How Gurnah came to become a novelist is purely unintentional. He insists he was just writing and writing and then came to a point where he asked himself, what was he doing? And thenceforth his work started becoming a bit more concrete. It took him 12 years to get his first book, Memory of Departure, published.
“When I began writing, there weren’t any creative writing courses but probably I wouldn’t have gone to one anyway. I was quite secretive about it. Once you join a creative writing course, you are already announcing your ambitions. You are saying I would like to be a writer. I don’t think I would I have had the nerve to say that’s what I am going to do,” he explains.
Gurnah’s writings primarily revolve around journeys and evolution. “The small island of Zanzibar where I grew up is a part of a web of journeys — historical, cultural, linguistic, and so on — going back and forth across the Indian Ocean. I lived a few yards from the Malindi port and when these guys arrived from places like Somalia, Muscat etc. that’s how they came into Zanzibar. And indeed in the house that I lived in, I could see the sea and the port from almost any window so the sea was always present in my life.”

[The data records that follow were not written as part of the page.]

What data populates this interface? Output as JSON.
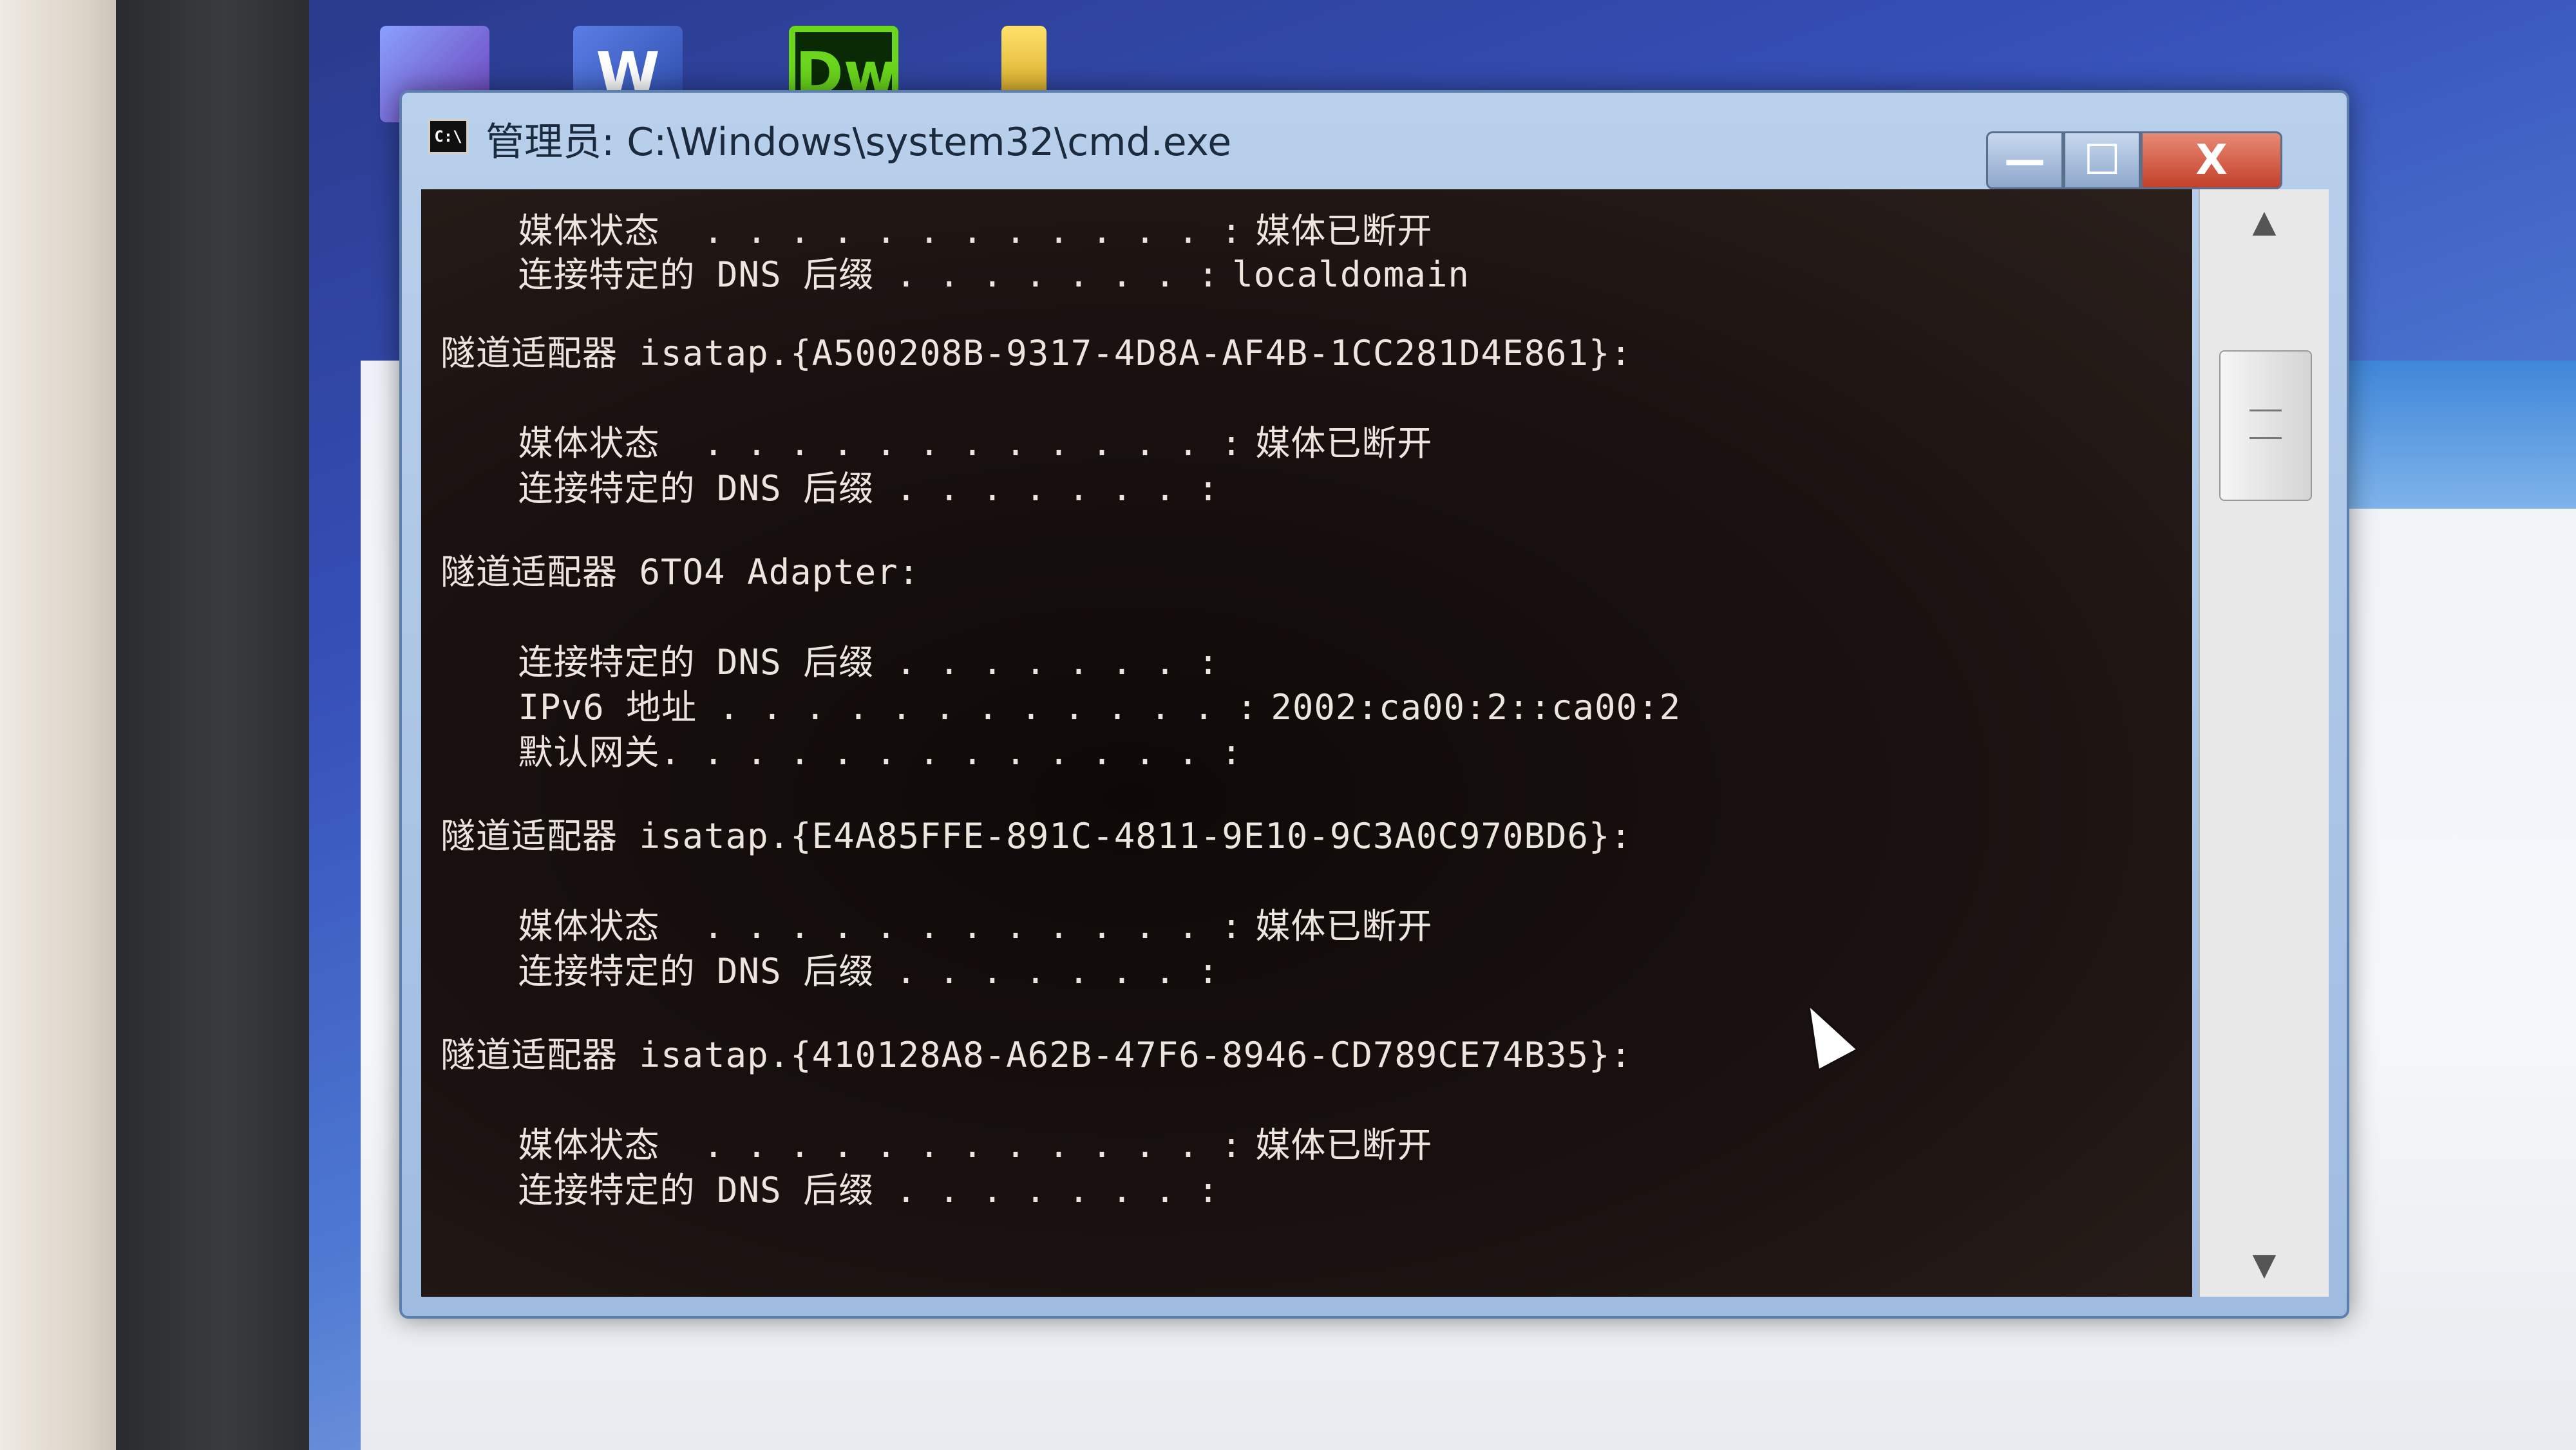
{
  "window": {
    "title": "管理员: C:\\Windows\\system32\\cmd.exe",
    "icon_label": "C:\\",
    "minimize": "—",
    "maximize": "☐",
    "close": "X"
  },
  "desktop": {
    "icons": [
      "word-icon",
      "dreamweaver-icon",
      "file-icon"
    ],
    "icon_glyphs": [
      "W",
      "Dw",
      ""
    ]
  },
  "console": {
    "lines": [
      {
        "text": "   媒体状态  . . . . . . . . . . . . :",
        "value": "媒体已断开"
      },
      {
        "text": "   连接特定的 DNS 后缀 . . . . . . . :",
        "value": "localdomain"
      },
      {
        "text": "隧道适配器 isatap.{A500208B-9317-4D8A-AF4B-1CC281D4E861}:",
        "value": ""
      },
      {
        "text": "   媒体状态  . . . . . . . . . . . . :",
        "value": "媒体已断开"
      },
      {
        "text": "   连接特定的 DNS 后缀 . . . . . . . :",
        "value": ""
      },
      {
        "text": "隧道适配器 6TO4 Adapter:",
        "value": ""
      },
      {
        "text": "   连接特定的 DNS 后缀 . . . . . . . :",
        "value": ""
      },
      {
        "text": "   IPv6 地址 . . . . . . . . . . . . :",
        "value": "2002:ca00:2::ca00:2"
      },
      {
        "text": "   默认网关. . . . . . . . . . . . . :",
        "value": ""
      },
      {
        "text": "隧道适配器 isatap.{E4A85FFE-891C-4811-9E10-9C3A0C970BD6}:",
        "value": ""
      },
      {
        "text": "   媒体状态  . . . . . . . . . . . . :",
        "value": "媒体已断开"
      },
      {
        "text": "   连接特定的 DNS 后缀 . . . . . . . :",
        "value": ""
      },
      {
        "text": "隧道适配器 isatap.{410128A8-A62B-47F6-8946-CD789CE74B35}:",
        "value": ""
      },
      {
        "text": "   媒体状态  . . . . . . . . . . . . :",
        "value": "媒体已断开"
      },
      {
        "text": "   连接特定的 DNS 后缀 . . . . . . . :",
        "value": ""
      }
    ]
  },
  "scrollbar": {
    "up": "▲",
    "down": "▼"
  }
}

Having lived most of his adult life in Europe, Gurnah says there is no simple answer as to why attitudes towards refugees and asylum seekers have still not changed. “It seems every now and again you’re asked [if] things have gotten better since you first came in the UK in the late 1960s, and you say well yes in some ways. In the 1960s, there was a great hostility towards the Caribbean migrants and Indian and Pakistani migrants. Well that gradually for various reasons subsided. Now the children of those migrants are in major government positions. On the other hand, every few years you get another manic crisis – a few years ago it was the Roma people from Eastern Europe and lately it’s Syrians. The response is not just from ordinary people saying we don’t want this or that group to come to our country. But the press is orchestrated to make sure that the hostility continues. But they are not doing it entirely for the fun of it. They are doing it because they are playing to a gallery in order to incite these responses.”
Gurnah says writing about it in various ways, fiction as well as journalism, from his point of view helps to bridge a gap. That is to say that whenever people observe some degree of hostility towards immigrants and refugees, instead of saying this is wrong, they say nothing because they do not know better. “It’s not that they are ignorant; they don’t have the knowledge to say this is not right because they only hear one voice of this hostile press. So this is where fiction can bridge that gap.
“Migration is a global phenomenon that has been going on for centuries. But popular opinion doesn’t know that. So it seems I think this is one of the ways in which fiction can bridge the gap,” he adds.
Having said that, Gurnah is clear that the core of his writing ambition is not to transform anybody or to make somebody do anything particular. He feels as a writer he can’t begin by saying this is what he aims to achieve with his writing; he has to begin in a more humble place, truthfully and clearly and make it as beautiful as he can. “If the result of that is a more perceptive and acceptant reader then I’m fortunate. And if that’s the case then the reader is fortunate as well. But this can only be out of the reader’s experience and understanding.”